I don’t really consider myself old — sure, I was born in the '90s and I’m not exactly a true millennial but I wouldn’t say I’m ready to graze the pastures just yet. Still, a part of me feels like an old woman every time I see some toddler tugging around a tablet they can barely grasp with their chubby little fingers or an eight-year-old scanning Facebook.
Cellphones had been around for a while before I received my first; of course, they were still relatively new and it wasn’t like today when people have given up keeping landlines because the cell phone is king. But by the time I reached middle school, I remember seeing girls in my class sashaying around with their hot pink cells–it’s funny to think how flip phones and giant keypads were the elite of cell phone fashions in that time.
My parents didn’t believe in spoiling young girls with phones though (they didn’t believe in spoiling young boys either but there were no young boys to worry about then) –- in fact, they were opposed to the idea of spoiling children with most newfangled forms of technology.

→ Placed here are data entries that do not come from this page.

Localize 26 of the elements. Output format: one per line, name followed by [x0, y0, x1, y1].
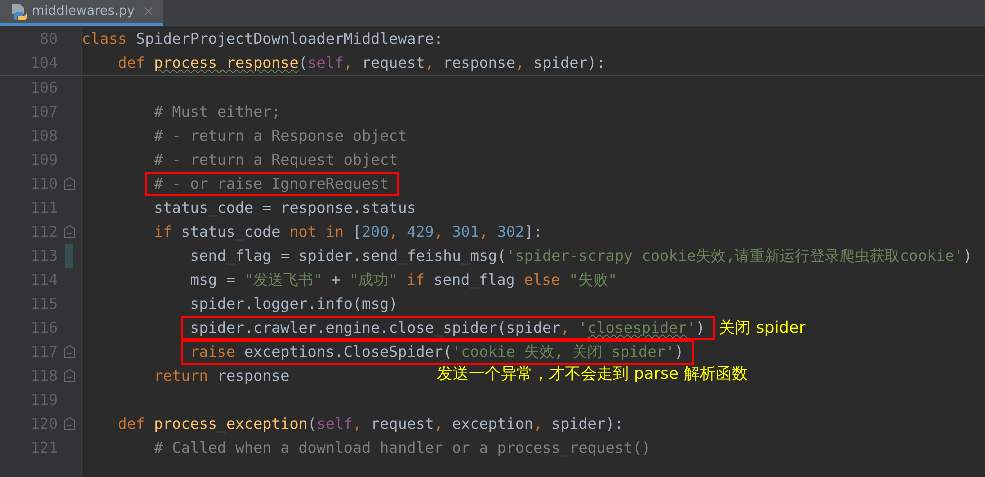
- python-file-icon: [10, 2, 28, 20]
- code-line: msg = "发送飞书" + "成功" if send_flag else "失败": [189, 270, 618, 290]
- code-line: def process_response(self, request, response, spider):: [117, 54, 606, 72]
- code-line: if status_code not in [200, 429, 301, 302]:: [153, 223, 543, 241]
- fold-icon[interactable]: [64, 417, 76, 431]
- code-line: # - return a Response object: [153, 127, 408, 145]
- code-line: # - or raise IgnoreRequest: [154, 175, 390, 193]
- code-line: status_code = response.status: [153, 199, 416, 217]
- code-line: spider.crawler.engine.close_spider(spider, 'closespider'): [190, 319, 706, 337]
- fold-icon[interactable]: [64, 369, 76, 383]
- code-line: class SpiderProjectDownloaderMiddleware:: [82, 30, 444, 48]
- tab-label: middlewares.py: [32, 4, 135, 19]
- file-tab[interactable]: middlewares.py ×: [0, 0, 163, 26]
- code-line: # Must either;: [153, 103, 281, 121]
- annotation-text: 发送一个异常，才不会走到 parse 解析函数: [437, 364, 748, 385]
- code-line: send_flag = spider.send_feishu_msg('spider-scrapy cookie失效,请重新运行登录爬虫获取cookie'): [189, 246, 972, 266]
- code-line: return response: [153, 367, 290, 385]
- fold-icon[interactable]: [64, 177, 76, 191]
- code-line: # - return a Request object: [153, 151, 398, 169]
- annotation-text: 关闭 spider: [719, 318, 806, 338]
- fold-icon[interactable]: [64, 345, 76, 359]
- code-line: spider.logger.info(msg): [189, 295, 398, 313]
- fold-icon[interactable]: [64, 225, 76, 239]
- code-line: def process_exception(self, request, exception, spider):: [117, 415, 624, 433]
- code-line: # Called when a download handler or a process_request(): [153, 439, 651, 457]
- code-line: raise exceptions.CloseSpider('cookie 失效, 关闭 spider'): [190, 342, 684, 360]
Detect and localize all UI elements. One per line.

My first phone was –- I kid you not –- my birthday gift from my parents on my sweet 16. Yes, I did not have a cell phone until I was halfway through my teens, and even then my parents were cautious with how much data I was allowed, the sort of apps I could download, etc. Their overprotectiveness aside, if getting my cell so late taught me anything, it’s that life is possible for children without cellphones.
My eight-year-old brother came home from school one day, fixated on getting a cell phone. When we tried to figure out what freak had seized him all of a sudden, we learned that every other kid in his class had a cell phone — some even had two (I suppose the parents were determined that he should break one of them). And my parents said no, of course — not because they didn’t trust my brother or because cell phones are expensive but because what exactly does an eight-year-old need a cell phone for?
And then we have the nerve to complain about social media obsessions and cyberbullying and cellphone addictions and scream at kids when they spend family dinner time in a one-on-one relationship with their cell phones.
You could argue that they could play games but what in the world are laptops and tablets and the Internet and the numerous video game consoles that companies ‘upgrade’ each year supposed to be for? I hope their parents aren’t submitting to some whim of instant gratification, so a car is probably out of the question which makes a navigation system rather pointless.
You could also say they might want to talk to a friend and I’d reply that there likely isn’t a shortage of phones in the world to carry on the sort of conversation that an eight-year-old might need to have.
In truth, you could argue and argue and argue and maybe you believe seeing eight-year-olds walk around with flaunting a cellphone (or two) is the most normal and even desirable sight in the world. But I won’t mind being called old-school when I say that my brother will at least be waiting a few years before he gets his hands on a phone and I don’t think that decision could be improved.
Until then, I’m sure everything else our age of technology has blessed him with should be enough to keep him occupied and satisfied because when it comes down to it, to those basic economic principles we learn at that age — a cell phone is definitely a want, not a need.